By releasing the slides publicly anyway, along with a statement that said that "fundamental fairness" demanded that the jury see the excluded evidence, Samsung may have been deliberately angling to delay or even cause a mistrial in the case, Apple says. In its filing, Apple urges the court not to declare a mistrial, saying it would "play directly into Samsung's strategy of delay, and only reward Samsung's misconduct." It also notes that the court and Apple have spent considerable time and resources preparing for the trial.

One of the more curious aspects of Samsung's stunt was that its statement was also rife with errors of fact. In the statement released to the press, Samsung said that Apple was allowed to claim in court that the F700 feature phone from 2007 was a copy of the iPhone -- when in fact the company did not contest the F700 (seen below), and only referred to it as a "slider" phone with a QWERTY keyboard that shows the difference in pre-iPhone Samsung designs. The F700 came out about a month after the iPhone was originally announced, and Apple does not believe it infringes any design patents. Samsung also omitted the exculpatory 2005 Apple prototype's existence in its claims that the court suppressed the "Jony" prototype.

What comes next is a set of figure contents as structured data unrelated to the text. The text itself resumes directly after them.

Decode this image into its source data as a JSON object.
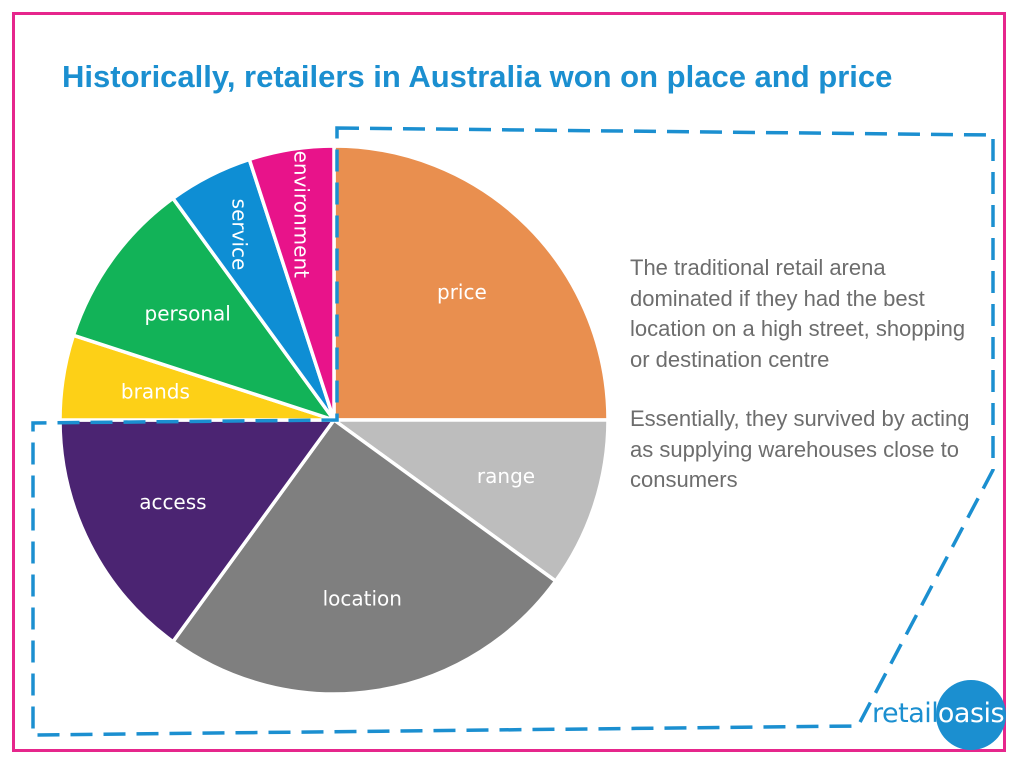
{
  "slide": {
    "title": "Historically, retailers in Australia won on place and price",
    "paragraphs": [
      "The traditional retail arena dominated if they had the best location on a high street, shopping or destination centre",
      "Essentially, they survived by acting as supplying warehouses close to consumers"
    ],
    "logo": {
      "part1": "retail",
      "part2": "oasis"
    },
    "colors": {
      "frame": "#e6268c",
      "title": "#1b8fd0",
      "dashed_border": "#1b8fd0",
      "body_text": "#6d6d6d"
    }
  },
  "chart_data": {
    "type": "pie",
    "title": "",
    "start": "12 o'clock, clockwise",
    "slices": [
      {
        "label": "price",
        "value": 25,
        "color": "#e98f4f",
        "label_rotation": 0
      },
      {
        "label": "range",
        "value": 10,
        "color": "#bdbdbd",
        "label_rotation": 0
      },
      {
        "label": "location",
        "value": 25,
        "color": "#7f7f7f",
        "label_rotation": 0
      },
      {
        "label": "access",
        "value": 15,
        "color": "#4b2472",
        "label_rotation": 0
      },
      {
        "label": "brands",
        "value": 5,
        "color": "#fdd017",
        "label_rotation": 0
      },
      {
        "label": "personal",
        "value": 10,
        "color": "#12b358",
        "label_rotation": 0
      },
      {
        "label": "service",
        "value": 5,
        "color": "#0e8ed4",
        "label_rotation": 90
      },
      {
        "label": "environment",
        "value": 5,
        "color": "#e8138a",
        "label_rotation": 90
      }
    ]
  }
}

Apple wants Judge Koh to award Apple a victory on the design patent portions of the case (in effect say that Apple's design patents are valid -- a point Samsung is trying to challenge -- and that Samsung did indeed infringe on the patents). The case would continue with challenges to Apple's software patents and trade-dress complaints that would be determined by the jury, but the judge would determine liability on the four design patents. The cost to Samsung for the copying of iPhone designs could run to over a billion dollars.

In arguing for such a severe sanction, Apple points out to the court that Samsung has already been sanctioned four times prior to this latest offense for withholding and in some cases deliberately destroying evidence in violation of court orders. It argues that Samsung's "continuing and escalating misconduct merits a severe penalty that will establish that Samsung is not above the law." Apple says Samsung's stunt was a naked attempt to sway the jury on the design patent issues.

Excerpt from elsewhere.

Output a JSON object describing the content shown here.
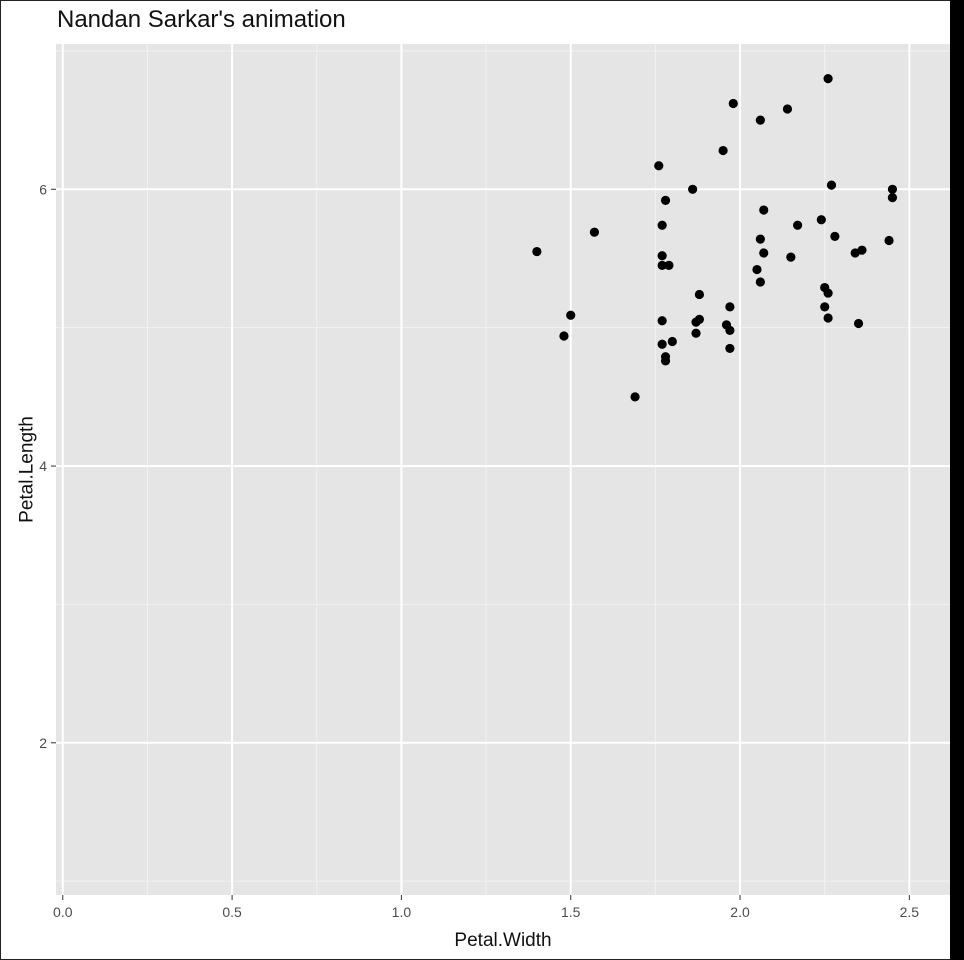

Legal pundits are split over whether Koh will go along with Apple's request, and indeed Apple includes a softer penalty option in its brief, suggesting that "at a minimum" the judge should instruct the jury (on top of the already-included sanction that the jury will be informed about Samsung's destroying evidence) that Samsung engaged in "serious misconduct" and that the court has already found that Samsung copied the design patents from Apple. Apple further suggests that Samsung should at least be precluded from mentioning the "Sony design exercise" for any purpose during the trial.

As patent case observer and analyst Florian Mueller points out, if Samsung feels that the current case is unfair or un-winnable given the excluded evidence, they should simply proceed with the trial and then file for appeal (which will inevitably happen anyway should they lose). Samsung, he says, appears to be frustrated that its contention -- that it was working on iPhone-like designs by sheer coincidence around or before early 2007 -- will be shut out of the trial. It's inability to come up with a more substantial defense than a tacit admission that it was "inspired" by Apple but that Apple was "inspired" by Sony, however, is tenuous at best and appears to mask a lack of solid proof that it innovated on smartphone design once the iPhone changed the playing field.